Olga Boshkovich es el epítome del amor maternal incondicional. Recientemente, gracias a la atención de unos periodistas que contaron su historia, esta pequeña familia serbia ha llegado a ser conocida por muchos. Hasta entonces, nadie sabía mucho sobre Olga desde el momento en que descubrió que sería madre.
Cuando dio a luz y se enteró de que su hijo tenía una discapacidad, su esposo la abandonó. Su propia familia también la rechazó, reprochándole que no dejara al niño en el hospital. ¿Cómo podría haber un hombre tan «débil» en su comunidad? A pesar del abandono y las críticas, Olga siguió adelante, enfrentando todo con amor y ternura. Aunque frágil y casi inmovilizada por la tristeza, nunca dudó de su decisión.
Por más difíciles que fueran las circunstancias para ella y su hijo, nunca pensó en dejarlo.
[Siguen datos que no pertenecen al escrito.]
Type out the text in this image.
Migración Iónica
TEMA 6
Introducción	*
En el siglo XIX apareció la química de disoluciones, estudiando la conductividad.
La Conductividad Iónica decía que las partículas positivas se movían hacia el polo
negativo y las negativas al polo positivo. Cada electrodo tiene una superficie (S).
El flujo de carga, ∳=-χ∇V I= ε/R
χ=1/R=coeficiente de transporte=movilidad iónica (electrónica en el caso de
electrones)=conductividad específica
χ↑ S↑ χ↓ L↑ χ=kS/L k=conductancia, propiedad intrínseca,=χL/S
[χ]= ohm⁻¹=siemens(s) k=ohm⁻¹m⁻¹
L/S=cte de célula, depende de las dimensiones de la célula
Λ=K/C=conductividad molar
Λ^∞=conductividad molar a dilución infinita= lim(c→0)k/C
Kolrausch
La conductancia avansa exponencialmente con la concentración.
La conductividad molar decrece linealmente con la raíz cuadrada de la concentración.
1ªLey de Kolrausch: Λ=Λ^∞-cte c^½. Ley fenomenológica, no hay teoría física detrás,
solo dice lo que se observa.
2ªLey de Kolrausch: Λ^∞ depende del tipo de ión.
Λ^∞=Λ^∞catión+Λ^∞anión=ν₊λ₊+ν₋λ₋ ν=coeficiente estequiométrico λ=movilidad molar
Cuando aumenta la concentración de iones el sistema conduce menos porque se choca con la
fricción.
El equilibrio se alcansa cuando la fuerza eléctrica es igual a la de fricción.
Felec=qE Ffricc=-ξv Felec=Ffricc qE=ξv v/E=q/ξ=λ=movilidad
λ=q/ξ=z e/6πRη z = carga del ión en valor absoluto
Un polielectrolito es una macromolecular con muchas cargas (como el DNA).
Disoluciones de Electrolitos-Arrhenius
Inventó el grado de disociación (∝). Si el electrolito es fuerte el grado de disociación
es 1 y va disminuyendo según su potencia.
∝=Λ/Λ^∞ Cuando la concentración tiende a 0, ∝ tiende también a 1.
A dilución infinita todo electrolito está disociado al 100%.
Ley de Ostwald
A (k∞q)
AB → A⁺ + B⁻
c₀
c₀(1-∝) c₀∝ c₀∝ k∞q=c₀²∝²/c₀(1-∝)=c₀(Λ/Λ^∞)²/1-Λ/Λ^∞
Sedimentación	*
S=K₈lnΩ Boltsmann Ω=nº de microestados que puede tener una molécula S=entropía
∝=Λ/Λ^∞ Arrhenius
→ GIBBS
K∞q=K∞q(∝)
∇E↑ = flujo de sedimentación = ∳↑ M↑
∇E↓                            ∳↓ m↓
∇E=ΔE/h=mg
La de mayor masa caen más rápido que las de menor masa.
Durante 50 años ha llevado sobre sus hombros a su hijo, que ahora es un hombre adulto y corpulento. Rechazó la ayuda de una silla de ruedas, pensando que su hijo se sentiría incómodo. Y así han vivido, una madre pequeña y encorvada por los años, y su hijo.

El amor maternal puede ser realmente único y, a veces, incluso parecer irracional. Estas madres podrían ser consideradas «madres locas», pero aman con sabiduría y firmeza, inculcando valores humanos profundos. Como resultado, sus hijos crecen siendo personas nobles y puras.